Outro enorme cientista que rompeu os paradigmas da ciência instituída foi Albert Einstein. As suas descobertas, como a teoria da relatividade, não foram obra de ciência instituída, mas de uma intensiva inteligência intuitiva. Sem tal rotura não teria sido possível a atual civilização baseada na Internet ou em smartphones. Uma das fontes do génio de Einstein deveu-se à rotura com o modelo de ensino de então. O processo instituído era racional, mas industrial, pois produzia ensino pela memorização e cópia, obrigando à obediência, não admitindo contrariedade nem a discussão.

Outro cientista que será fundamental para o nosso futuro, e cujas teorias irão contribuir para a evolução geral da humanidade (ainda não tangível para todos), é Stephen Hawking. Tal como Einstein, o seu génio, raro, só surge por sorte uma vez em cada século. Apenas atualmente se consegue validar as suas teorias, o que está a ser feito em grandes centros de investigação europeus e americanos. As suas inovações contam com a teoria da singularidade, a radiação de Hawking ou o paradoxo da informação. Mas o génio só se revelou após uma rotura. Neste caso foi a nível pessoal quando se revelou como doente de esclerose lateral amiotrófica. Esteve quase para desistir da vida. A doença impedia-o de mover e até falar. Não poderia ser um humano comum. A sua condição obrigou a recorrer a fontes distintas ao que estava instituído. Intuiu a partir da inteligência e criatividade do seu cérebro.

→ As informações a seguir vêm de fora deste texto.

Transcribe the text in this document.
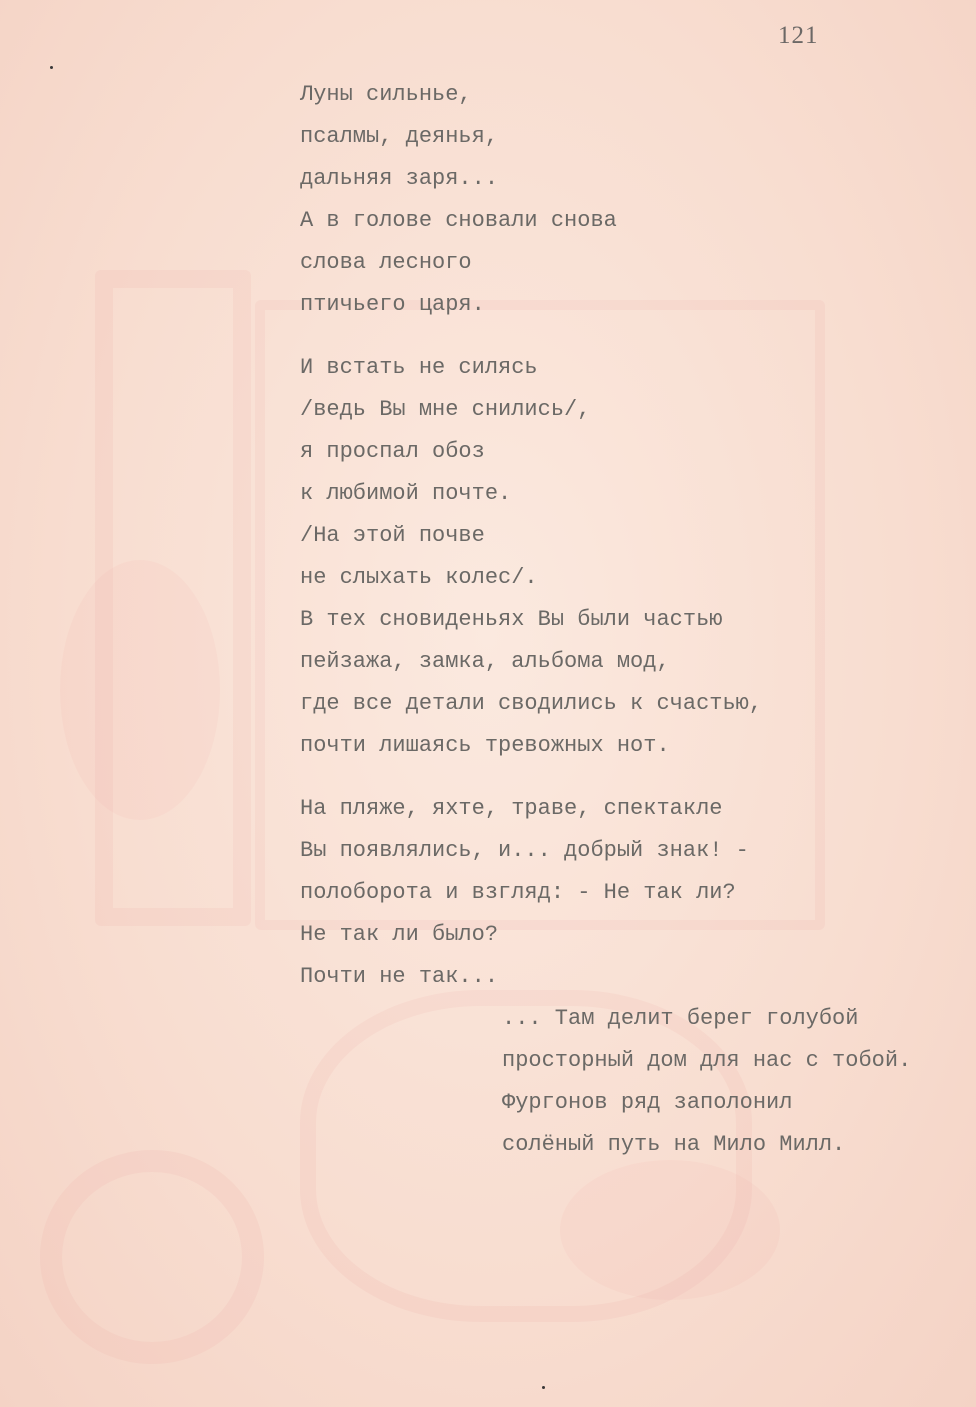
121
Луны сильнье,
псалмы, деянья,
дальняя заря...
А в голове сновали снова
слова лесного
птичьего царя.
И встать не силясь
/ведь Вы мне снились/,
я проспал обоз
к любимой почте.
/На этой почве
не слыхать колес/.
В тех сновиденьях Вы были частью
пейзажа, замка, альбома мод,
где все детали сводились к счастью,
почти лишаясь тревожных нот.
На пляже, яхте, траве, спектакле
Вы появлялись, и... добрый знак! -
полоборота и взгляд: - Не так ли?
Не так ли было?
Почти не так...
... Там делит берег голубой
просторный дом для нас с тобой.
Фургонов ряд заполонил
солёный путь на Мило Милл.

Para Gigerenzer (2014), enfrentar a incerteza requer-se a obtenção de soluções fora das abordagens correntes instituídas. Estas tendem a ser racionais, mas muito dependentes de factos e dados do passado. O risco é analisado apenas a partir do que se conhece, desprezando um universo muito maior de potenciais eventos. A incerteza está muito além da avaliação padronizada do risco. Nesta ótica, a projeção do futuro dependerá de novas abordagens, mesmo tipo fora da caixa, podendo mesmo recorrer-se à inteligência intuitiva e à criatividade.



Se a crise do Covid-19 prolongar muito tempo teremos decerto graves problemas na economia global. Estes poderão gerar conflitos, logo a roturas sociais. Estas poderão configurar os ambientes para mais uma transformação da estrutura socioeconómica, com mais ou menos dor, no caminho do Bem comum ou, como habitual, apenas para poucos.


Será o Futuro muito diferente daquele que imaginamos?